Production Scheduling in Cetec ERP

Mar 28 2020

Production Scheduling in Cetec ERP

When order volume is high, keeping a realistic production schedule is difficult. If your team cannot see labor capacity, material availability, and backlog in one place, you end up reacting to problems instead of planning around them.

Cetec ERP includes a production scheduling system that uses sales backlog, part lead times, and estimated labor to project when work can be completed inside the capacity you have. Cetec ERP also provides several guides and tutorials to help you set up and use that scheduling system effectively at your manufacturing business.

Laying the Groundwork for Scheduling

Before you rely on any scheduling engine, you need to define the basic assumptions that drive it. In Cetec ERP, that starts with configuration around labor capacity and production demand. The How-To Production Schedule Setup guide walks you through these settings so the schedule reflects how your factory actually runs.

  • Model labor capacity by defining work centers and the hours available per day.
  • Capture realistic production assumptions such as routing times and queue behavior.
  • Align backlog planning with part lead times so material constraints are visible in the schedule.

Once these elements are in place, the scheduling system has a solid model of your capacity and demand, and schedule output becomes more useful for daily decisions.

Using the Gantt Chart to Manage Work Orders

The How-To Use the Production Scheduling System guide focuses on day-to-day use of the scheduling tools, especially the Gantt chart view. From this view, you can evaluate whether new work orders can be completed on time, identify open capacity, and move jobs to relieve bottlenecks.

  • Check the impact of new orders on existing commitments before you promise a date.
  • Find areas with available capacity and pull work forward when possible.
  • Adjust job sequences to relieve overloaded work centers and create a more balanced schedule.

Handled this way, Cetec ERP scheduling gives planners a single place to validate dates, update priorities, and keep production teams working on the right jobs at the right time.

Building a Solid Understanding of Scheduling Concepts

Scheduling concepts can be confusing if you only look at screen behavior. The Scheduling 101 tutorial explains the broader assumptions behind the Cetec ERP scheduling model. It clarifies what problems the scheduling tools are designed to solve and how those tools interpret capacity, constraints, and order priorities.

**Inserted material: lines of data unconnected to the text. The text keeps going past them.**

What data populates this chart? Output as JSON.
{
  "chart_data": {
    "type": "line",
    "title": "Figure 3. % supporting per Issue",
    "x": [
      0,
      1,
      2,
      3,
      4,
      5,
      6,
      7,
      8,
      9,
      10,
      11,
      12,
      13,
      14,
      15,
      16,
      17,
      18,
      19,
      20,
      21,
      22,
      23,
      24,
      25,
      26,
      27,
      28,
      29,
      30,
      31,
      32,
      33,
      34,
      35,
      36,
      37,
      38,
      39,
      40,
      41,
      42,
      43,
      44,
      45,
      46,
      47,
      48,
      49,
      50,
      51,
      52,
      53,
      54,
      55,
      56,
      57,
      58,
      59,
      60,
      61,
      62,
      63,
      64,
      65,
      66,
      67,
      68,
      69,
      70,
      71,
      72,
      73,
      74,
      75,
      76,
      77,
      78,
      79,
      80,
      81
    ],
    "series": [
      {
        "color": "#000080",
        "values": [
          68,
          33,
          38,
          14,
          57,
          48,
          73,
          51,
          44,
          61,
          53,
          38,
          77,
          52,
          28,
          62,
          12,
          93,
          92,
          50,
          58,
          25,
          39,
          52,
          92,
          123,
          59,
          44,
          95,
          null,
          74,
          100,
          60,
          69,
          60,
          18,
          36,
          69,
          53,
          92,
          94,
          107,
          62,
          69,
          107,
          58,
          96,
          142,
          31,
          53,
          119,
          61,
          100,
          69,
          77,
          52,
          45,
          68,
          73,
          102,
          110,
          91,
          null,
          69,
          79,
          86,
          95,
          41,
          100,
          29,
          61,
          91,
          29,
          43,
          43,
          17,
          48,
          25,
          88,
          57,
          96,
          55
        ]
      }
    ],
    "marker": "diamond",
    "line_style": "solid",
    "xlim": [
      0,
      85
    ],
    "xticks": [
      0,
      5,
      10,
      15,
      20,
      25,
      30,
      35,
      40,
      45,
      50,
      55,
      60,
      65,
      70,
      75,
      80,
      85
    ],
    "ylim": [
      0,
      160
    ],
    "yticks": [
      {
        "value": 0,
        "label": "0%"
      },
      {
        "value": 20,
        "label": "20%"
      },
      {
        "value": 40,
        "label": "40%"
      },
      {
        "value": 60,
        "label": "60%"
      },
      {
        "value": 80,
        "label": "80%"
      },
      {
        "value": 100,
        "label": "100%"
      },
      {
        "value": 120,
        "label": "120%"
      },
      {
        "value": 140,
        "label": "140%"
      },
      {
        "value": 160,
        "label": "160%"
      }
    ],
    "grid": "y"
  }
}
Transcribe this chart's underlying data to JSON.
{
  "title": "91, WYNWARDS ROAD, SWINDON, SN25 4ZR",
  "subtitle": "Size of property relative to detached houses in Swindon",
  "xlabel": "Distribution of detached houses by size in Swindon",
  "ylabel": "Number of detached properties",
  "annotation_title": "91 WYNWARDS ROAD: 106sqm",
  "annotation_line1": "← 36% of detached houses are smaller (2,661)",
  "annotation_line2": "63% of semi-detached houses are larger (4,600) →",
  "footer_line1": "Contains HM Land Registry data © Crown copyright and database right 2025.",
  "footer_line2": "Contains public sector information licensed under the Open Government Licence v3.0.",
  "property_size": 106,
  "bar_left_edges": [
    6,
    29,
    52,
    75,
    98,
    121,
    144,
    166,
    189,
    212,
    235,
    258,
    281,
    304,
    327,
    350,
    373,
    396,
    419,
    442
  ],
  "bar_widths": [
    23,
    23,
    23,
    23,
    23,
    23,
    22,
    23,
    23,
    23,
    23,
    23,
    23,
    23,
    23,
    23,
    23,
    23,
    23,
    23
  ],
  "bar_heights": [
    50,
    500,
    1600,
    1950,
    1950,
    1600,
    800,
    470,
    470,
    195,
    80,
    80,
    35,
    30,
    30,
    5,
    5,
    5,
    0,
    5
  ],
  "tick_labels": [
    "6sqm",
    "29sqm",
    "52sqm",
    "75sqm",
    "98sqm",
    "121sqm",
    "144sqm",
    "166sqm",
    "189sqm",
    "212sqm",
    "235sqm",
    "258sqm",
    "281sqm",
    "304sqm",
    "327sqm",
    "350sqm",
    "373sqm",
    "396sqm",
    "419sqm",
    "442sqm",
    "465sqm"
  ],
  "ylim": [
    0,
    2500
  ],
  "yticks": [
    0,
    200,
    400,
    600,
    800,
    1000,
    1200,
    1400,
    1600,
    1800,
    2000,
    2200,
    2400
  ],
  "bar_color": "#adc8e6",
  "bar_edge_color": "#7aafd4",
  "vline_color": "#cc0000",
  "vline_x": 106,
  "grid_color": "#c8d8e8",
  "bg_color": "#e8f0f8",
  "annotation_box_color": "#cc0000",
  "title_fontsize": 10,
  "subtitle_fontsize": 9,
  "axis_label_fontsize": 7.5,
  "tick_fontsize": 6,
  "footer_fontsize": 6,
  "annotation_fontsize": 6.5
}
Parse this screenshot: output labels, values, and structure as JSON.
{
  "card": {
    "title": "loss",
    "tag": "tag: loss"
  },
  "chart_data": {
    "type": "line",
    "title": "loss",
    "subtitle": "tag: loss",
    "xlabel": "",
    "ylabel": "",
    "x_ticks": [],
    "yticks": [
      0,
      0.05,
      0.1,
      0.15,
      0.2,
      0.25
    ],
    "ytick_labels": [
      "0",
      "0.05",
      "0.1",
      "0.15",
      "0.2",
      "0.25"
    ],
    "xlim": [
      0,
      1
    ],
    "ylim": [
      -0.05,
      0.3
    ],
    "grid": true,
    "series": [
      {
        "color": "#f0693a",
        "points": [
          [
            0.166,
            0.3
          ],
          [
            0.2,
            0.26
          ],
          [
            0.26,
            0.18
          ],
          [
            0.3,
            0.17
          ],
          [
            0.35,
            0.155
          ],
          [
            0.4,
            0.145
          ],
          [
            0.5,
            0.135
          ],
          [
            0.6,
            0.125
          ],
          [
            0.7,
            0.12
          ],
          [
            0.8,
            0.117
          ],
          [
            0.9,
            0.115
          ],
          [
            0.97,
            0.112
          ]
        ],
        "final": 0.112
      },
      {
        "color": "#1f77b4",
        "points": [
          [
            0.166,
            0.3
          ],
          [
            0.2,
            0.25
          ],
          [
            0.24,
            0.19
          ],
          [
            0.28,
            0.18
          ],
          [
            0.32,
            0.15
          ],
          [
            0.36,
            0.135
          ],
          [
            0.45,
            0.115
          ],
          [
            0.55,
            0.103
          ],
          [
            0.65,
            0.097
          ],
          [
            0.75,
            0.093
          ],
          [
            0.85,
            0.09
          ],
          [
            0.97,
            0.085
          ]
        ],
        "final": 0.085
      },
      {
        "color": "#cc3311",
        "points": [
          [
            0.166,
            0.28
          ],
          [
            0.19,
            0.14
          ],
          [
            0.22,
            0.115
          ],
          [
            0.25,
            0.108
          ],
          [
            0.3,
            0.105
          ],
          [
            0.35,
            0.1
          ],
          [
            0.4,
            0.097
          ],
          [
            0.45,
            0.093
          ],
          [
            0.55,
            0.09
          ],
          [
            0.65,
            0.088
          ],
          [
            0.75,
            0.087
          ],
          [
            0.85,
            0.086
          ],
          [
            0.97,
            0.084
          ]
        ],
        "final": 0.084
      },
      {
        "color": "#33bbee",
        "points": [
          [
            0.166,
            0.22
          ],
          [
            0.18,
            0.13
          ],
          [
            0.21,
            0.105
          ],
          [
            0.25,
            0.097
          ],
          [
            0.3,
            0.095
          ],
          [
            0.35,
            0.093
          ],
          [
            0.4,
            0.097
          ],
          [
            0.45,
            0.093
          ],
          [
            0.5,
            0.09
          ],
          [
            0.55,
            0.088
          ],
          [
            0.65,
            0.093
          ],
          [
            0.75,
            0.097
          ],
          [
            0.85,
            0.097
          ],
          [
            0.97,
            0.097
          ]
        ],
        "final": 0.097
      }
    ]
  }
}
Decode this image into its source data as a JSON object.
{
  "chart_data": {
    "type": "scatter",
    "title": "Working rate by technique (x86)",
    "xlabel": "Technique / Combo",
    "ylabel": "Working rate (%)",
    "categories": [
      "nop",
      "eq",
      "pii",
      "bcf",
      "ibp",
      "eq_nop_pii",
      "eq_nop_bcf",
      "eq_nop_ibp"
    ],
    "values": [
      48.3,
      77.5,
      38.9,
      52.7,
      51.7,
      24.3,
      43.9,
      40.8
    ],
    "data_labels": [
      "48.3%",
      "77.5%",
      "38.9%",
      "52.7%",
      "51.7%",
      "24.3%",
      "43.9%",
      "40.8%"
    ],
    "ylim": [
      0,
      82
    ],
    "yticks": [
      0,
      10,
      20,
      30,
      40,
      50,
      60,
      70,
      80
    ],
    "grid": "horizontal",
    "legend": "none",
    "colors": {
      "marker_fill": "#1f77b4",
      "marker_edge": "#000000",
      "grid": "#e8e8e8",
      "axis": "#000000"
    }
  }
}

This context helps your team understand why the schedule looks the way it does and what levers you can move when you need to change outcomes. Without that understanding, the schedule may feel opaque or inconsistent, even if it is working as designed.

Seeing Scheduling in Action

If you want a quick visual overview, the Scheduling Overview Video shows the scheduling tools in a live Cetec ERP environment. It gives a concise walkthrough of how the Gantt chart, capacity views, and order backlog come together once the system is fully set up.

Scheduling_Gantt_Chart.jpg

Key Takeaways

  • Cetec ERP production scheduling uses labor capacity, part lead times, and backlog to project realistic completion dates.
  • Configuration work on labor and demand modeling is required before the schedule can reflect how your plant actually runs.
  • The Gantt chart view helps planners test scenarios, check feasibility, and move jobs to relieve bottlenecks.
  • Training resources such as Scheduling 101 and the overview video give your team the background needed to trust and use the schedule.

Conclusion

A production schedule is useful only if it reflects real constraints and is understood by the people who use it. By combining configuration work, day-to-day use of the Gantt chart, and the available training materials, your manufacturing business can use Cetec ERP scheduling to plan proactively instead of reacting to surprises on the shop floor.